We use the window/box fan on the floor trick and it works well.  Our stove is in a corner in our study at one end of our house.  It faces the study's doorway, which opens to an L-shaped hallway, which in turn leads to the rest of the house.  The house is a circular floor plan single story bungalow with approx. 1250 sq. ft.  We keep one bedroom closed off most of the time so that lightens the heating burden a bit, but if we open that bedroom door the stove has no problem heating that room also.

We keep a box fan on the floor in the study pointed at the stove.  Most of the time we set the fan on medium speed.  Sometimes I'll turn it down to low at night when I want less noise in the house.  Sometimes we'll turn the fan to high when we are starting with a cold house and we need to pull in  that wall of cold air and push the heat out of the study.

Our HVAC thermostat is in the L-shaped hallway, right outside the study door.  The heat has to turn a corner to pass the thermostat- and it's moving when it passes that thermostat.  I can stand in the next room and feel the heat coming in from the hallway.  The thermostat gives us a pretty good indication of how well our convection is working.  When we start with a cold house we can watch the temperature read out on the thermostat climb.

Last year was our first year with the pellet stove and we tried moving the heat using ceiling fans in reverse, pulling up toward the ceiling.  That did not work at all for us.  Someone on another forum (I think it was another forum) explained how to use the box fan on the floor.  The difference was immediate and noticeable.


----------



## DannMarr (Dec 19, 2009)

Regarding ceiling fans, I have better results when the fan blows down to the floor and not to the ceiling. Heat rises on it's own, so blowing the heat down to the floor balances the temperature. Then again, I have vaulted ceilings, that may play a part in it.


----------



## poconoman (Dec 19, 2009)

Ceiling fans:

Summer A/C.........pull air UP
Winter heat..........push air DOWN.


----------



## dobie daddy (Dec 19, 2009)

the common census the exact opposite.


----------



## Pellet-King (Dec 19, 2009)

Last thing i want is a ceiling fan blowing DOWN chilly air in the winter, any breeze warm or cold doesn't feel good, i have mine now blowing up on the slowest setting in my dining room, not were the stove is either, feels warmer in that room now.


----------



## DannMarr (Dec 19, 2009)

> Last thing i want is a ceiling fan blowing DOWN chilly air in the winter


Why would cold air blow down when the warm air is above? I have mine set at low and the heat distributes very nicely. Another example of experimenting to accommodate individual needs. What works for one, may not work for all. As long as your warm!


----------



## slls (Dec 19, 2009)

My daughters trailer has one cold air return. The door to the furnace closet has about a 2 inch gap at the bottom.  

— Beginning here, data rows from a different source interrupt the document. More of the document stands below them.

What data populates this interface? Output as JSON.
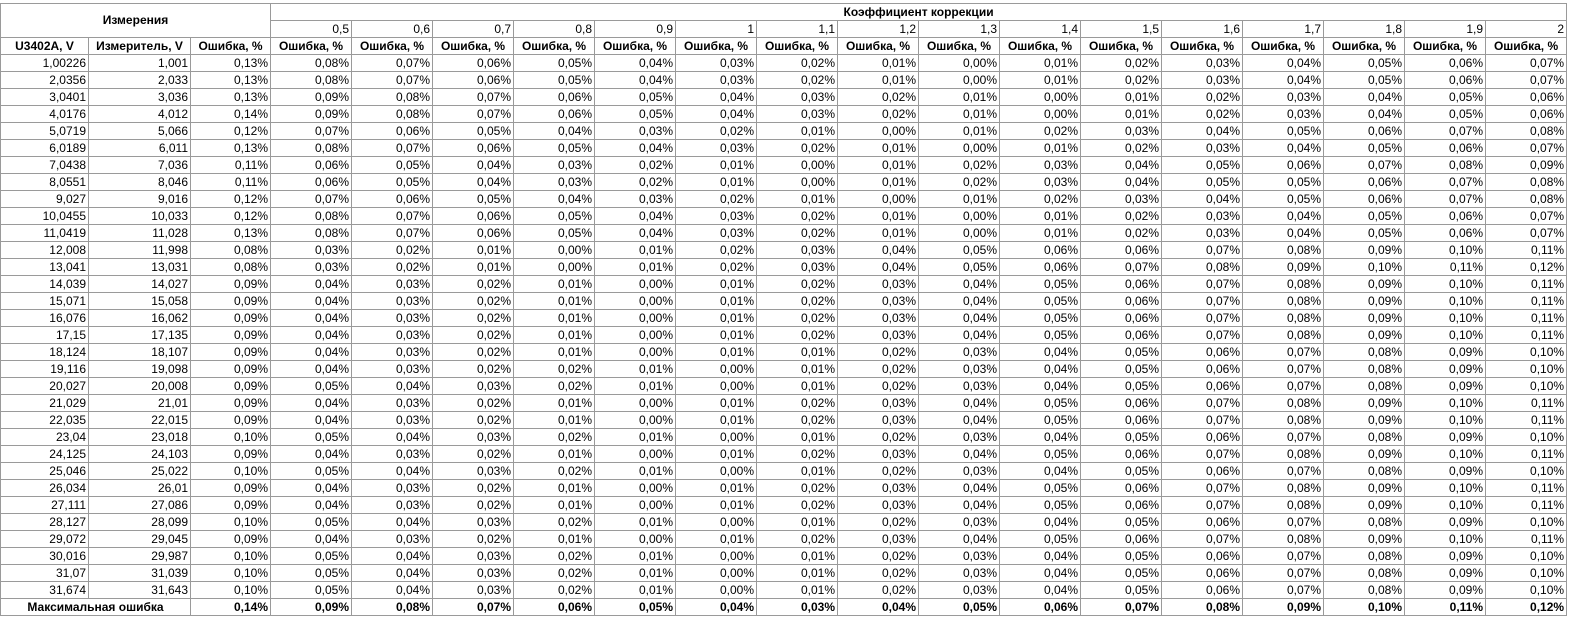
{
  "header": {
    "group_measurements": "Измерения",
    "group_coefficient": "Коэффициент коррекции",
    "coefficients": [
      "0,5",
      "0,6",
      "0,7",
      "0,8",
      "0,9",
      "1",
      "1,1",
      "1,2",
      "1,3",
      "1,4",
      "1,5",
      "1,6",
      "1,7",
      "1,8",
      "1,9",
      "2"
    ],
    "columns": [
      "U3402A, V",
      "Измеритель, V",
      "Ошибка, %",
      "Ошибка, %",
      "Ошибка, %",
      "Ошибка, %",
      "Ошибка, %",
      "Ошибка, %",
      "Ошибка, %",
      "Ошибка, %",
      "Ошибка, %",
      "Ошибка, %",
      "Ошибка, %",
      "Ошибка, %",
      "Ошибка, %",
      "Ошибка, %",
      "Ошибка, %",
      "Ошибка, %",
      "Ошибка, %"
    ]
  },
  "rows": [
    [
      "1,00226",
      "1,001",
      "0,13%",
      "0,08%",
      "0,07%",
      "0,06%",
      "0,05%",
      "0,04%",
      "0,03%",
      "0,02%",
      "0,01%",
      "0,00%",
      "0,01%",
      "0,02%",
      "0,03%",
      "0,04%",
      "0,05%",
      "0,06%",
      "0,07%"
    ],
    [
      "2,0356",
      "2,033",
      "0,13%",
      "0,08%",
      "0,07%",
      "0,06%",
      "0,05%",
      "0,04%",
      "0,03%",
      "0,02%",
      "0,01%",
      "0,00%",
      "0,01%",
      "0,02%",
      "0,03%",
      "0,04%",
      "0,05%",
      "0,06%",
      "0,07%"
    ],
    [
      "3,0401",
      "3,036",
      "0,13%",
      "0,09%",
      "0,08%",
      "0,07%",
      "0,06%",
      "0,05%",
      "0,04%",
      "0,03%",
      "0,02%",
      "0,01%",
      "0,00%",
      "0,01%",
      "0,02%",
      "0,03%",
      "0,04%",
      "0,05%",
      "0,06%"
    ],
    [
      "4,0176",
      "4,012",
      "0,14%",
      "0,09%",
      "0,08%",
      "0,07%",
      "0,06%",
      "0,05%",
      "0,04%",
      "0,03%",
      "0,02%",
      "0,01%",
      "0,00%",
      "0,01%",
      "0,02%",
      "0,03%",
      "0,04%",
      "0,05%",
      "0,06%"
    ],
    [
      "5,0719",
      "5,066",
      "0,12%",
      "0,07%",
      "0,06%",
      "0,05%",
      "0,04%",
      "0,03%",
      "0,02%",
      "0,01%",
      "0,00%",
      "0,01%",
      "0,02%",
      "0,03%",
      "0,04%",
      "0,05%",
      "0,06%",
      "0,07%",
      "0,08%"
    ],
    [
      "6,0189",
      "6,011",
      "0,13%",
      "0,08%",
      "0,07%",
      "0,06%",
      "0,05%",
      "0,04%",
      "0,03%",
      "0,02%",
      "0,01%",
      "0,00%",
      "0,01%",
      "0,02%",
      "0,03%",
      "0,04%",
      "0,05%",
      "0,06%",
      "0,07%"
    ],
    [
      "7,0438",
      "7,036",
      "0,11%",
      "0,06%",
      "0,05%",
      "0,04%",
      "0,03%",
      "0,02%",
      "0,01%",
      "0,00%",
      "0,01%",
      "0,02%",
      "0,03%",
      "0,04%",
      "0,05%",
      "0,06%",
      "0,07%",
      "0,08%",
      "0,09%"
    ],
    [
      "8,0551",
      "8,046",
      "0,11%",
      "0,06%",
      "0,05%",
      "0,04%",
      "0,03%",
      "0,02%",
      "0,01%",
      "0,00%",
      "0,01%",
      "0,02%",
      "0,03%",
      "0,04%",
      "0,05%",
      "0,05%",
      "0,06%",
      "0,07%",
      "0,08%"
    ],
    [
      "9,027",
      "9,016",
      "0,12%",
      "0,07%",
      "0,06%",
      "0,05%",
      "0,04%",
      "0,03%",
      "0,02%",
      "0,01%",
      "0,00%",
      "0,01%",
      "0,02%",
      "0,03%",
      "0,04%",
      "0,05%",
      "0,06%",
      "0,07%",
      "0,08%"
    ],
    [
      "10,0455",
      "10,033",
      "0,12%",
      "0,08%",
      "0,07%",
      "0,06%",
      "0,05%",
      "0,04%",
      "0,03%",
      "0,02%",
      "0,01%",
      "0,00%",
      "0,01%",
      "0,02%",
      "0,03%",
      "0,04%",
      "0,05%",
      "0,06%",
      "0,07%"
    ],
    [
      "11,0419",
      "11,028",
      "0,13%",
      "0,08%",
      "0,07%",
      "0,06%",
      "0,05%",
      "0,04%",
      "0,03%",
      "0,02%",
      "0,01%",
      "0,00%",
      "0,01%",
      "0,02%",
      "0,03%",
      "0,04%",
      "0,05%",
      "0,06%",
      "0,07%"
    ],
    [
      "12,008",
      "11,998",
      "0,08%",
      "0,03%",
      "0,02%",
      "0,01%",
      "0,00%",
      "0,01%",
      "0,02%",
      "0,03%",
      "0,04%",
      "0,05%",
      "0,06%",
      "0,06%",
      "0,07%",
      "0,08%",
      "0,09%",
      "0,10%",
      "0,11%"
    ],
    [
      "13,041",
      "13,031",
      "0,08%",
      "0,03%",
      "0,02%",
      "0,01%",
      "0,00%",
      "0,01%",
      "0,02%",
      "0,03%",
      "0,04%",
      "0,05%",
      "0,06%",
      "0,07%",
      "0,08%",
      "0,09%",
      "0,10%",
      "0,11%",
      "0,12%"
    ],
    [
      "14,039",
      "14,027",
      "0,09%",
      "0,04%",
      "0,03%",
      "0,02%",
      "0,01%",
      "0,00%",
      "0,01%",
      "0,02%",
      "0,03%",
      "0,04%",
      "0,05%",
      "0,06%",
      "0,07%",
      "0,08%",
      "0,09%",
      "0,10%",
      "0,11%"
    ],
    [
      "15,071",
      "15,058",
      "0,09%",
      "0,04%",
      "0,03%",
      "0,02%",
      "0,01%",
      "0,00%",
      "0,01%",
      "0,02%",
      "0,03%",
      "0,04%",
      "0,05%",
      "0,06%",
      "0,07%",
      "0,08%",
      "0,09%",
      "0,10%",
      "0,11%"
    ],
    [
      "16,076",
      "16,062",
      "0,09%",
      "0,04%",
      "0,03%",
      "0,02%",
      "0,01%",
      "0,00%",
      "0,01%",
      "0,02%",
      "0,03%",
      "0,04%",
      "0,05%",
      "0,06%",
      "0,07%",
      "0,08%",
      "0,09%",
      "0,10%",
      "0,11%"
    ],
    [
      "17,15",
      "17,135",
      "0,09%",
      "0,04%",
      "0,03%",
      "0,02%",
      "0,01%",
      "0,00%",
      "0,01%",
      "0,02%",
      "0,03%",
      "0,04%",
      "0,05%",
      "0,06%",
      "0,07%",
      "0,08%",
      "0,09%",
      "0,10%",
      "0,11%"
    ],
    [
      "18,124",
      "18,107",
      "0,09%",
      "0,04%",
      "0,03%",
      "0,02%",
      "0,01%",
      "0,00%",
      "0,01%",
      "0,01%",
      "0,02%",
      "0,03%",
      "0,04%",
      "0,05%",
      "0,06%",
      "0,07%",
      "0,08%",
      "0,09%",
      "0,10%"
    ],
    [
      "19,116",
      "19,098",
      "0,09%",
      "0,04%",
      "0,03%",
      "0,02%",
      "0,02%",
      "0,01%",
      "0,00%",
      "0,01%",
      "0,02%",
      "0,03%",
      "0,04%",
      "0,05%",
      "0,06%",
      "0,07%",
      "0,08%",
      "0,09%",
      "0,10%"
    ],
    [
      "20,027",
      "20,008",
      "0,09%",
      "0,05%",
      "0,04%",
      "0,03%",
      "0,02%",
      "0,01%",
      "0,00%",
      "0,01%",
      "0,02%",
      "0,03%",
      "0,04%",
      "0,05%",
      "0,06%",
      "0,07%",
      "0,08%",
      "0,09%",
      "0,10%"
    ],
    [
      "21,029",
      "21,01",
      "0,09%",
      "0,04%",
      "0,03%",
      "0,02%",
      "0,01%",
      "0,00%",
      "0,01%",
      "0,02%",
      "0,03%",
      "0,04%",
      "0,05%",
      "0,06%",
      "0,07%",
      "0,08%",
      "0,09%",
      "0,10%",
      "0,11%"
    ],
    [
      "22,035",
      "22,015",
      "0,09%",
      "0,04%",
      "0,03%",
      "0,02%",
      "0,01%",
      "0,00%",
      "0,01%",
      "0,02%",
      "0,03%",
      "0,04%",
      "0,05%",
      "0,06%",
      "0,07%",
      "0,08%",
      "0,09%",
      "0,10%",
      "0,11%"
    ],
    [
      "23,04",
      "23,018",
      "0,10%",
      "0,05%",
      "0,04%",
      "0,03%",
      "0,02%",
      "0,01%",
      "0,00%",
      "0,01%",
      "0,02%",
      "0,03%",
      "0,04%",
      "0,05%",
      "0,06%",
      "0,07%",
      "0,08%",
      "0,09%",
      "0,10%"
    ],
    [
      "24,125",
      "24,103",
      "0,09%",
      "0,04%",
      "0,03%",
      "0,02%",
      "0,01%",
      "0,00%",
      "0,01%",
      "0,02%",
      "0,03%",
      "0,04%",
      "0,05%",
      "0,06%",
      "0,07%",
      "0,08%",
      "0,09%",
      "0,10%",
      "0,11%"
    ],
    [
      "25,046",
      "25,022",
      "0,10%",
      "0,05%",
      "0,04%",
      "0,03%",
      "0,02%",
      "0,01%",
      "0,00%",
      "0,01%",
      "0,02%",
      "0,03%",
      "0,04%",
      "0,05%",
      "0,06%",
      "0,07%",
      "0,08%",
      "0,09%",
      "0,10%"
    ],
    [
      "26,034",
      "26,01",
      "0,09%",
      "0,04%",
      "0,03%",
      "0,02%",
      "0,01%",
      "0,00%",
      "0,01%",
      "0,02%",
      "0,03%",
      "0,04%",
      "0,05%",
      "0,06%",
      "0,07%",
      "0,08%",
      "0,09%",
      "0,10%",
      "0,11%"
    ],
    [
      "27,111",
      "27,086",
      "0,09%",
      "0,04%",
      "0,03%",
      "0,02%",
      "0,01%",
      "0,00%",
      "0,01%",
      "0,02%",
      "0,03%",
      "0,04%",
      "0,05%",
      "0,06%",
      "0,07%",
      "0,08%",
      "0,09%",
      "0,10%",
      "0,11%"
    ],
    [
      "28,127",
      "28,099",
      "0,10%",
      "0,05%",
      "0,04%",
      "0,03%",
      "0,02%",
      "0,01%",
      "0,00%",
      "0,01%",
      "0,02%",
      "0,03%",
      "0,04%",
      "0,05%",
      "0,06%",
      "0,07%",
      "0,08%",
      "0,09%",
      "0,10%"
    ],
    [
      "29,072",
      "29,045",
      "0,09%",
      "0,04%",
      "0,03%",
      "0,02%",
      "0,01%",
      "0,00%",
      "0,01%",
      "0,02%",
      "0,03%",
      "0,04%",
      "0,05%",
      "0,06%",
      "0,07%",
      "0,08%",
      "0,09%",
      "0,10%",
      "0,11%"
    ],
    [
      "30,016",
      "29,987",
      "0,10%",
      "0,05%",
      "0,04%",
      "0,03%",
      "0,02%",
      "0,01%",
      "0,00%",
      "0,01%",
      "0,02%",
      "0,03%",
      "0,04%",
      "0,05%",
      "0,06%",
      "0,07%",
      "0,08%",
      "0,09%",
      "0,10%"
    ],
    [
      "31,07",
      "31,039",
      "0,10%",
      "0,05%",
      "0,04%",
      "0,03%",
      "0,02%",
      "0,01%",
      "0,00%",
      "0,01%",
      "0,02%",
      "0,03%",
      "0,04%",
      "0,05%",
      "0,06%",
      "0,07%",
      "0,08%",
      "0,09%",
      "0,10%"
    ],
    [
      "31,674",
      "31,643",
      "0,10%",
      "0,05%",
      "0,04%",
      "0,03%",
      "0,02%",
      "0,01%",
      "0,00%",
      "0,01%",
      "0,02%",
      "0,03%",
      "0,04%",
      "0,05%",
      "0,06%",
      "0,07%",
      "0,08%",
      "0,09%",
      "0,10%"
    ]
  ],
  "footer": {
    "label": "Максимальная ошибка",
    "values": [
      "0,14%",
      "0,09%",
      "0,08%",
      "0,07%",
      "0,06%",
      "0,05%",
      "0,04%",
      "0,03%",
      "0,04%",
      "0,05%",
      "0,06%",
      "0,07%",
      "0,08%",
      "0,09%",
      "0,10%",
      "0,11%",
      "0,12%"
    ]
  }
}
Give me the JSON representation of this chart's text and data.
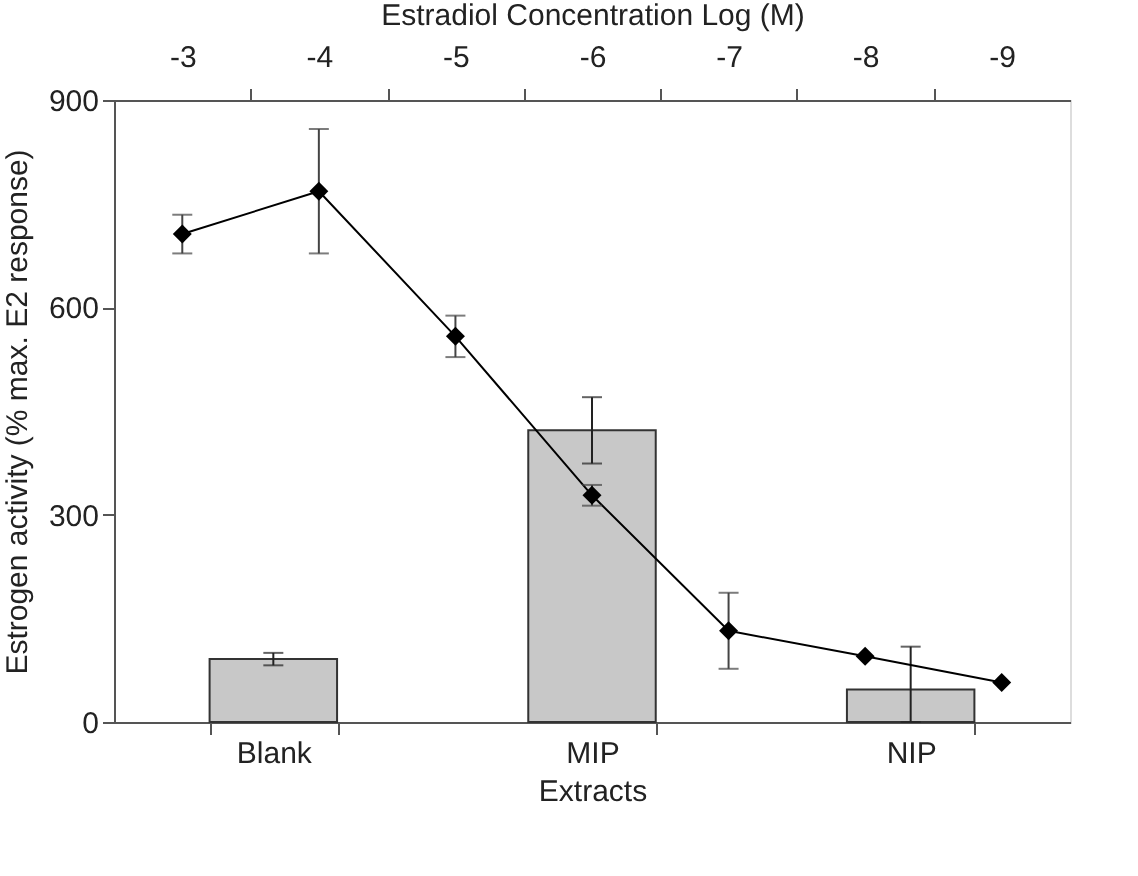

My first floor is heated from the main room to one doorway through another doorway and all heated almost equal. It puzzled me for a while, I then figured out the fan is located at the bottom of the stove and runs a long time set to high. The cold air being pulled off the floor for such along time the outer rooms gets the air replaced with warm air, works great.


----------



## sweetsncheese (Dec 20, 2009)

poconoman said:
			
		

> Ceiling fans:
> 
> Summer A/C.........pull air UP
> Winter heat..........push air DOWN.



Try it the opposite way.






The goal is to aid convection not fight it.  Hot air is rising so you're using the ceiling fan to pull the hot air UP and increase these naturally occurring air currents.


----------



## DannMarr (Dec 20, 2009)

Ceiling fans are set to blow down (counter clockwise) during the summer and blow up (clockwise) in the winter. This is the Norm.
But for those of us who have tall ceilings and open staircases (as myself), we often do the opposite. 
 Cool air sinks to the floor, which causes the lower levels to be cooler and the upper levels hotter. 
In the winter, we run the fan in the blowing-down direction to move warm air into the lower levels of the house. We feel no draft  because we are too far away from the fan. Speed rate must be put at minimum.


----------



## mjbrown (Dec 20, 2009)

i use 2 cieling fans in my house... the living room and the dining room are next to each other. the living room gets quite warm where the stove is so, i set that cieling fan to push down on the lowest setting...the dining room fan is set to pull up on the lowest setting, and makes kind of a circulation from the two rooms. i should add that my livingroom is sunken about 2 feet. this system works pretty well for me, when the temps drop real low, i put an oscillating fan behind the stove set on low, and it seems to help push the heat.

mike


----------



## chrisasst (Dec 21, 2009)

well, I think I finally got it working. My wife wasn't home so I just let the fan blow for a few hours and the cold spot got warmer. Kind of funny also. At one point the cold spot was warmer than the stove room.


----------